Going F.I.S.H.'ing at My Alma Mater

Monday, February 02, 2009 6:51 PM


Late last week I had the opportunity to catch up with one of my favorite -- and most influential -- professors from Trenton State College (which is now named The College of New Jersey, but will forever be known to me as TSC). Her name is Kim Pearson (follow her on Twitter here).

As an undergrad, I took Kim's classes every chance I had. And, while I'm sure her classes were built on some level of formal curriculum, I never noticed it. How many professors turn their Professional Writing classes into full-scale PR agencies that help local non-profits? Yup, that's what I thought.

That's one of the reasons I was excited when she reached out to me on Facebook to talk about a project she's been working on. Funded by a $600,000 grant from the National Science Foundation's Broadening Participation in Computing Program, Kim and her colleagues are developing a pilot program intended to increase the participation of members of underrepresented groups in the computing sciences by exposing middle school-aged students to interactive journalism. The program is called the Interactive Journalism Institute for Middle Schoolers, a partnership between faculty and students of TCNJ and Fisher Middle School in Ewing, NJ.

One of the program's first projects is called F.I.S.H. -- Fisher's Interactive Stories Here. The stories on F.I.S.H. are conceived, reported and produced by middle school students. Not college students getting ready to enter the workforce. Middle school students.

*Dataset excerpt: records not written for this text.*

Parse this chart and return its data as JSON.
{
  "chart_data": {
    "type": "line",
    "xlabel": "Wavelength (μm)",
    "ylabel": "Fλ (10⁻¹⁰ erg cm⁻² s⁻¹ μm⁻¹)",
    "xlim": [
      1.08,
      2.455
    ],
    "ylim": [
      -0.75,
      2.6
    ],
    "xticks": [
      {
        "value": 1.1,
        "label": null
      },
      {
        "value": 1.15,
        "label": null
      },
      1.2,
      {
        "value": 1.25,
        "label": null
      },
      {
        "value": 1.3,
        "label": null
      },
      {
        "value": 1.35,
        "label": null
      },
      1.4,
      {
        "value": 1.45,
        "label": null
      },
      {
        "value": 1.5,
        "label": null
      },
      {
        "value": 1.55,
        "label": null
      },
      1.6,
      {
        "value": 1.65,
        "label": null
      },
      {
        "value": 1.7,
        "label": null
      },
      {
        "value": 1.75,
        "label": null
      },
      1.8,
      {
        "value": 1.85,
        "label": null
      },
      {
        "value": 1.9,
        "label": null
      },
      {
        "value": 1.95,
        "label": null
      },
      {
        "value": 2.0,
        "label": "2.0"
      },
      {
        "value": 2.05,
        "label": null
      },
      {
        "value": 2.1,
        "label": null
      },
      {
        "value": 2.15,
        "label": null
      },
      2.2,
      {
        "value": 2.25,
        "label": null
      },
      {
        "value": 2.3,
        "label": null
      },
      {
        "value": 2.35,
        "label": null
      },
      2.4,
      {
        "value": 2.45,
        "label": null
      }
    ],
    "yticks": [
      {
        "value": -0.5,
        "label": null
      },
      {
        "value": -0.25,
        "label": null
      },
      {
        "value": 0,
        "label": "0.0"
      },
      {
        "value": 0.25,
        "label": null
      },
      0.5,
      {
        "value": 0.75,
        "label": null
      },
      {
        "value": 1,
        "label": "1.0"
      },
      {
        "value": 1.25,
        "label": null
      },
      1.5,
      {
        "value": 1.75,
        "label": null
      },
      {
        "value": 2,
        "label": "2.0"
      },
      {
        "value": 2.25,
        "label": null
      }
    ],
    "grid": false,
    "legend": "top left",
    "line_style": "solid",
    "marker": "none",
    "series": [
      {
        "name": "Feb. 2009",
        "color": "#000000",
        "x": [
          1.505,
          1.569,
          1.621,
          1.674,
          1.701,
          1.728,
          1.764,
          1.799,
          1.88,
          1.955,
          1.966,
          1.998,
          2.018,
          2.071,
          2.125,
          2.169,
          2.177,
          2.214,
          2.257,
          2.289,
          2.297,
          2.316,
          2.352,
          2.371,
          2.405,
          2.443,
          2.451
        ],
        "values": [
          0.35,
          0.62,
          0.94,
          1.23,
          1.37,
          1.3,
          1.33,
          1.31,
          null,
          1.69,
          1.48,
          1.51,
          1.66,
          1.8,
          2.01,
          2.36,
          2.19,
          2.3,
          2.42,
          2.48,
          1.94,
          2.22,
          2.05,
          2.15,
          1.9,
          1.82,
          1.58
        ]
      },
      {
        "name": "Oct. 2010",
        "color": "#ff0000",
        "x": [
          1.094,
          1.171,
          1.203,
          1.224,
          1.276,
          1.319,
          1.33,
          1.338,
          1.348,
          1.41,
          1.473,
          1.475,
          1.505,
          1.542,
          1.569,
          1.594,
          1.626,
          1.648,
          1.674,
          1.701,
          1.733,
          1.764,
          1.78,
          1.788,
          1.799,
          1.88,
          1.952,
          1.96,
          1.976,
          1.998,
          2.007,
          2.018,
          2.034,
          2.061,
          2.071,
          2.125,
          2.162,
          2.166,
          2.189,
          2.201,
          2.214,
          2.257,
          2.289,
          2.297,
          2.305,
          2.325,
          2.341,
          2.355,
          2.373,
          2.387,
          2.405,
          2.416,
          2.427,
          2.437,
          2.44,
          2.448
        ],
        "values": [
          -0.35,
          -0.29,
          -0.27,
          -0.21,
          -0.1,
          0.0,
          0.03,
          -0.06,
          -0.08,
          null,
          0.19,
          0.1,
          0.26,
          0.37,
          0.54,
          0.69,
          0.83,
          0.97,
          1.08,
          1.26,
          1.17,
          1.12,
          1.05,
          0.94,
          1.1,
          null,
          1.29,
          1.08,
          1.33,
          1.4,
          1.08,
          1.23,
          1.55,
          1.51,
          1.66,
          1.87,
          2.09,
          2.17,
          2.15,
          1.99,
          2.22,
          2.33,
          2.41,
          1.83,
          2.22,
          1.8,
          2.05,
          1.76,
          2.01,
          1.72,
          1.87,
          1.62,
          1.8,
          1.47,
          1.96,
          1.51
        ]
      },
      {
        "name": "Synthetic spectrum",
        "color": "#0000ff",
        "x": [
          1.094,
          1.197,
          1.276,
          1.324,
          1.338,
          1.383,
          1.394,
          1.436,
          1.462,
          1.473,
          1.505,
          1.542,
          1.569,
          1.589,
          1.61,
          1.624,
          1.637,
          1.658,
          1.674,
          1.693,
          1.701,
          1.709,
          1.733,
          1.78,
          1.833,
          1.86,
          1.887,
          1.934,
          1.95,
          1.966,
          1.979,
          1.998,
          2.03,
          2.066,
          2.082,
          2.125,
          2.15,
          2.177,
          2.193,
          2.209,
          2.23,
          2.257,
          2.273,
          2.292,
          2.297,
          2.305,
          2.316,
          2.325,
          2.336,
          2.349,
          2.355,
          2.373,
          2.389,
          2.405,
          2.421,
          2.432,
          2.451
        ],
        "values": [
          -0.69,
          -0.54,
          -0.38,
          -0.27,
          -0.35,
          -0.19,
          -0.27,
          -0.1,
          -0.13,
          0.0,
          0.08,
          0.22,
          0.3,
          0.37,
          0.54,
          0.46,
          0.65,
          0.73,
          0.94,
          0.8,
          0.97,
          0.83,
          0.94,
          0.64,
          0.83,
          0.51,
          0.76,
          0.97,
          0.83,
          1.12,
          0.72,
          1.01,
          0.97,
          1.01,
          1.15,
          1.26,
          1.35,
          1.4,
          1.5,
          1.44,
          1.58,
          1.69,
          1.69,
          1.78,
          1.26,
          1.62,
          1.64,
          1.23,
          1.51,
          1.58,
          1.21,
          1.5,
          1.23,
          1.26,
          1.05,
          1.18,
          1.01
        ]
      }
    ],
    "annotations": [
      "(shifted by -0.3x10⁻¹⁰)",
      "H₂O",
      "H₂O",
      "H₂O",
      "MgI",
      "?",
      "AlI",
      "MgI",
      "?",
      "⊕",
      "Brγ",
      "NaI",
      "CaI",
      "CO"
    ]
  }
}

This is an important program (so much so, that I recorded a video for Kim that she put on the site). Let me repeat: This is an important program. The lines between computing and writing (to really boil the disciplines down to their basics) are no longer blurring...they've blurred. Reporters at institutions such as The New York Times are now adding cameras and microphones to their standard-issue pens and pads. Software developers are now as cognizant of how their tech will be used as they are of the ones and zeros that make the products work. Teaching children early -- before they hit high school and college, where it is too late in the learning process -- is critical.

We hear often about the need for America to re-focus on teaching science and math. The Interactive Journalism Institute for Middle Schoolers does just that...and more.